= Yushkep Kamuy =

Goddess of the spiders in Ainu mythology

Yushkep Kamuy is the kamuy (goddess) of the spiders in Ainu mythology. She is also known as Ashketanne Mat (Long-fingered Woman). She is the familiar of female shamans and is called upon to aid in childbirth.

==Mythology==
Yushkep Kamuy is a benevolent and wise figure in Ainu mythology. Although Ainu women were, traditionally, generally subordinate to men, they held power in some domains, most notably in marriage, where they controlled the choice of partners. One of Yushkep Kamuy's most prominent myths reinforces this autonomy.

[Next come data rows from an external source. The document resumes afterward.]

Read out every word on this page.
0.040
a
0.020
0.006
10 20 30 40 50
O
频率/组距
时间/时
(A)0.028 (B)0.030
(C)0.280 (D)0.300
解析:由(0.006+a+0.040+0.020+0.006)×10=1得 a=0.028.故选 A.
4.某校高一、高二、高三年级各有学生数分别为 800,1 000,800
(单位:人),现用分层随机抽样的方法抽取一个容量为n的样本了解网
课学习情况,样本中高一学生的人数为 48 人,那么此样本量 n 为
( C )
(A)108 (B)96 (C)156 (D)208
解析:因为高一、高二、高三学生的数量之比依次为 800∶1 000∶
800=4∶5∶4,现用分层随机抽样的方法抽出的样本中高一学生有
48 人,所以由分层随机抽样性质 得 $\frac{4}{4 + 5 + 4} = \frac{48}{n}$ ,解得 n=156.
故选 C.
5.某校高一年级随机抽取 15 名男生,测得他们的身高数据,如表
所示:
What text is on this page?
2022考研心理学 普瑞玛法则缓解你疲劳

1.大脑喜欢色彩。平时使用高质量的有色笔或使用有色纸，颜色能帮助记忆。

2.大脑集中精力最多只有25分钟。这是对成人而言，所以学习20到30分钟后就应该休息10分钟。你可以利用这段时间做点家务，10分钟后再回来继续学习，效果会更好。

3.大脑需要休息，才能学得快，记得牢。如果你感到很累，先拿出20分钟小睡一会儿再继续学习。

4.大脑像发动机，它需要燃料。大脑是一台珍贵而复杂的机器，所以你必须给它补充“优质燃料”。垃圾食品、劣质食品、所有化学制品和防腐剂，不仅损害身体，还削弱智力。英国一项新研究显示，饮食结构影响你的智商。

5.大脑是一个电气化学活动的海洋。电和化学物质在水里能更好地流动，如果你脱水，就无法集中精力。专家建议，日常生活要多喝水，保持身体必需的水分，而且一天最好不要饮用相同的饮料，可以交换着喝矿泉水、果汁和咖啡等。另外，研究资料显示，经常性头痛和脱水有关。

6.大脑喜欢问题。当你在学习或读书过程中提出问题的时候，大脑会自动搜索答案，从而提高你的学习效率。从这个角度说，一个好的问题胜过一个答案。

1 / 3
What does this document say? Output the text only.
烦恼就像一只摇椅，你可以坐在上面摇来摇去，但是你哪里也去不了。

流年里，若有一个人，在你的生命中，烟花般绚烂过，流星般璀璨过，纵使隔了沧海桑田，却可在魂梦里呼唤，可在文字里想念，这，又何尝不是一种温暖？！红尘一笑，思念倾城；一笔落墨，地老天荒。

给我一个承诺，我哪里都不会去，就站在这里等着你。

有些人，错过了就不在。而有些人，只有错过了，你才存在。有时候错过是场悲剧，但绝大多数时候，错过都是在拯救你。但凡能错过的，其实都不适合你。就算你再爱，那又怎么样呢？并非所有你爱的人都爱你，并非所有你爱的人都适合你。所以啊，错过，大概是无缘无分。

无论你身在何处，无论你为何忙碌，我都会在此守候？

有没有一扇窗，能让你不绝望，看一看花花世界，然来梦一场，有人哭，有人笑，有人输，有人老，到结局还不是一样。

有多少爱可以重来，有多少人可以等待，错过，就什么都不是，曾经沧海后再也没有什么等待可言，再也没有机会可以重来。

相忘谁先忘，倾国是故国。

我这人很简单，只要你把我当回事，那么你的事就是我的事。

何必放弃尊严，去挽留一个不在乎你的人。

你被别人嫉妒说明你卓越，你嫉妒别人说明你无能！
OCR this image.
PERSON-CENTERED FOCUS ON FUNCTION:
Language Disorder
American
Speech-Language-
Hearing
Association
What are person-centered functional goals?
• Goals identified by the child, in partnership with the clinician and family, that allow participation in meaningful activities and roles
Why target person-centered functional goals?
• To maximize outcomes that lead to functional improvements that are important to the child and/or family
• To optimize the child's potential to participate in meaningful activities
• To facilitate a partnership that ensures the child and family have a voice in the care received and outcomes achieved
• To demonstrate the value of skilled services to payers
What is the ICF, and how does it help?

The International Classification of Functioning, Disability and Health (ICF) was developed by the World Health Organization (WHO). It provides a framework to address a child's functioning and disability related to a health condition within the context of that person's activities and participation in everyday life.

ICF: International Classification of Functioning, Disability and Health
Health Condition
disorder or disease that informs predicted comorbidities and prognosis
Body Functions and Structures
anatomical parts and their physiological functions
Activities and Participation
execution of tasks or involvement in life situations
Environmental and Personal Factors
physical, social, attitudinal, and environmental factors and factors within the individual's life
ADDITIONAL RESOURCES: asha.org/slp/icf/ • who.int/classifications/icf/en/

According to the legend, Yushkep Kamuy was pursued by Poronitne Kamuy, a demonic being who lived beyond the horizon. A friendly deity warned Yushkep Kamuy of her unwelcome suitor, and she prepared a trap for him, setting her servants to ambush him. She then transformed herself into a reed. When Poronitne Kamuy appeared, he found her home apparently empty and began to search for her. While he searched among the coals of the hearth, her servant Chestnut Boy, who had hidden there, jumped up and struck his eye. When he fell backwards in surprise, he was jabbed by another servant, Needle Boy. Subsequently, his other eye was stung by Hornet Boy, his hand bitten by Viper Boy, and, as he was trying to escape, Mortar Boy and Pestle Boy fell onto his head. The badly injured demon fled, never to be heard from again.

Yushkep Kamuy is said to assist Nusakoro Kamuy in his duties. She is also called upon by women during childbirth, because her long fingers allow her to safely extract the baby.